The transit agency also hopes to continue to make money from its usual unredeemed sources, however small. According to a report from the Independent Budget Commission, the MTA’s tactics for providing discounts allows it to continue to do so. The MTA “provides a 5 percent bonus when riders put $5 or more on pay-per-ride MetroCards, but that $5 only gets you 25 cents more on the card,” the report said. An amount is actually short of the $2.50 required for a ride. “You need to put at least $50 on the card before the bonus will net a bus or subway ride.”

Russianoff said the MTA’s strategy “is not unlike the olden days when people would lose their tokens in their sock drawer.”

“25 percent of people who buy 30-day cards don’t use them enough to make them worthwhile,” he said. “They like the convenience of it maybe or they are bad at math…but the MTA is getting all this unused value from it.”

Riders may feel shortchanged about the MTA’s revenue schemes, but, as with everything else, politics plays a huge role in how the MTA runs. Fares depend on "who's mayor, who's governor and what the climate is economically," Russianoff said.

Rahul Jain with the CBC adds that the MTA only has control over two things: fare and toll hikes, and advertising. “Those are the ways that they can get money. If they want to get a new tax, they have to go to the state legislature and get it approved.”

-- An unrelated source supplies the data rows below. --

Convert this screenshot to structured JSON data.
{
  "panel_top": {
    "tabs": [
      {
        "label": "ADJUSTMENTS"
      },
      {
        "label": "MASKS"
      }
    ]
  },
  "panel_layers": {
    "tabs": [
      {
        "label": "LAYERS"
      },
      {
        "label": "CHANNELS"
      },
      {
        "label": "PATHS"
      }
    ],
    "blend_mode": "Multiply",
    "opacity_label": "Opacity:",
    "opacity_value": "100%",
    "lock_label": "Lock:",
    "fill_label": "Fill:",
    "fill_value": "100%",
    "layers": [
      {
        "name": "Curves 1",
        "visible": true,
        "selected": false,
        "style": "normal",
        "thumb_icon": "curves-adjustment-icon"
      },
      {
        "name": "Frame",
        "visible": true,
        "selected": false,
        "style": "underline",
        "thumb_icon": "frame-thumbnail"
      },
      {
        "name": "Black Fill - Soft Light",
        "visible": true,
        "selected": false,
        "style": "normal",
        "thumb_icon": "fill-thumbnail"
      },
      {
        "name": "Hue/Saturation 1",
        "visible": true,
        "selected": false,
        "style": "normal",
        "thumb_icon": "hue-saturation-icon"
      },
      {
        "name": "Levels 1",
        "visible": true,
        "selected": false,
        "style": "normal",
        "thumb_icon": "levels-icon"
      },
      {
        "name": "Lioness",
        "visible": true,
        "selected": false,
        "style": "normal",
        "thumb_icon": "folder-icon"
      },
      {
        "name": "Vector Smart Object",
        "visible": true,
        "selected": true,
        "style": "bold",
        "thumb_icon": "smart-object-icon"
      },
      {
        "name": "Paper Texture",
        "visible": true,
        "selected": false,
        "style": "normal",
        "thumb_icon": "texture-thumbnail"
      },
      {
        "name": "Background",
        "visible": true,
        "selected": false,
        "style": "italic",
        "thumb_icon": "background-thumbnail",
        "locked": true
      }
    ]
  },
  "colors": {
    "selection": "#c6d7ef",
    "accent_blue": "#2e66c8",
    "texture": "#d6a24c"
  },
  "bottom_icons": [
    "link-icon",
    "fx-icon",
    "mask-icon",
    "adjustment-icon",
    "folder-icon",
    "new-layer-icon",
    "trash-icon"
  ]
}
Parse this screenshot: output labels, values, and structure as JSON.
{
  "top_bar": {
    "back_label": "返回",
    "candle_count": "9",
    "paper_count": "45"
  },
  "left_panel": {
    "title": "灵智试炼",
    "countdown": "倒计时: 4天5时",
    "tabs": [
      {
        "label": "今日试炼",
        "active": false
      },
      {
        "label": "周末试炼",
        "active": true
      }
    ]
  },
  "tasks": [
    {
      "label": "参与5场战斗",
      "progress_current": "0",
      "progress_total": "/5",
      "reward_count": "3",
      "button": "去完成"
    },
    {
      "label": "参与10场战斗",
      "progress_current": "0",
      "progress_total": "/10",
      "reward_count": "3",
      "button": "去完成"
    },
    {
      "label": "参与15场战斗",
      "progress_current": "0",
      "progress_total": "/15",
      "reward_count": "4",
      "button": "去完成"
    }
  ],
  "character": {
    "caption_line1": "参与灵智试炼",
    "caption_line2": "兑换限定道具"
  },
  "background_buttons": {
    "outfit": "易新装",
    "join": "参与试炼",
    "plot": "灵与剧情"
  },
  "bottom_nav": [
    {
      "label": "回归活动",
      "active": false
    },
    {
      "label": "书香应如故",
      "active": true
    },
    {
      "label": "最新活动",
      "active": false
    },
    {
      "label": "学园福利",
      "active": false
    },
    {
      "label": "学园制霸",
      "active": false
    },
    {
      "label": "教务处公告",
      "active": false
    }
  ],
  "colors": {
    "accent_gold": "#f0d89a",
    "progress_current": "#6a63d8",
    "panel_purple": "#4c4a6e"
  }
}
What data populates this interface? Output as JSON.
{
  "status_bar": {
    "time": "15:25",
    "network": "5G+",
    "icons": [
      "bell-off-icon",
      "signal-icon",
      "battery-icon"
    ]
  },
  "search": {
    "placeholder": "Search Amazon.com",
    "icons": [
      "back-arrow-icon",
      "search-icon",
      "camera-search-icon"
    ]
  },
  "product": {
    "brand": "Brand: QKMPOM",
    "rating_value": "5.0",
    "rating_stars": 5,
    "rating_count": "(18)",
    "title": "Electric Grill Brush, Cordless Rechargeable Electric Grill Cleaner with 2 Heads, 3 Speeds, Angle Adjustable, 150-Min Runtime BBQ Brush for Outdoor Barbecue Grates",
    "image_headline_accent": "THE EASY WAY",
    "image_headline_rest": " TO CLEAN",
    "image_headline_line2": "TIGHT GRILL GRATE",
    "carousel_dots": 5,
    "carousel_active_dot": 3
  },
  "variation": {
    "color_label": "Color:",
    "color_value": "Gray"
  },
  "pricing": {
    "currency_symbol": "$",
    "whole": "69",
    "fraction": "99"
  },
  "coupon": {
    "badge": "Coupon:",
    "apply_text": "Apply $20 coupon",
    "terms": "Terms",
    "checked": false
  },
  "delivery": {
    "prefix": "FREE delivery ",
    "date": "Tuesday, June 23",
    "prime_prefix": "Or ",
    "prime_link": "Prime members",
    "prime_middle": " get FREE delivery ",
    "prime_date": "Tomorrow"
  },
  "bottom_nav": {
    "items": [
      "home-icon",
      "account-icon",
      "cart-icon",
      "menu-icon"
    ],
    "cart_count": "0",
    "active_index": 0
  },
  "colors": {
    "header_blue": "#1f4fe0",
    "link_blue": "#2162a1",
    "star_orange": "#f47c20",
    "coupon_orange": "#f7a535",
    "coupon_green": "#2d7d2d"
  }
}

The MTA had sought other forms of revenue such as congestion pricing (i.e. charging more during peak hours) in 2007. The city council approved it but it was turned down when it went to the state. “There are a lot of state senators in Westchester or Long Island who are more passionate about making sure their folks don't pay to take the bridge to Manhattan,” Jain said.

The transit agency may want to make innovative adjustments to how it funds itself like the zoning system in the United Kingdom, but as Russianoff said the state legislature is more likely “to send a man to Mars” than approve such a thing.

With the MTA’s longstanding debt, it is clear that depending on fares has not and will not alleviate the burden. Perhaps it is time for a more serious government intervention.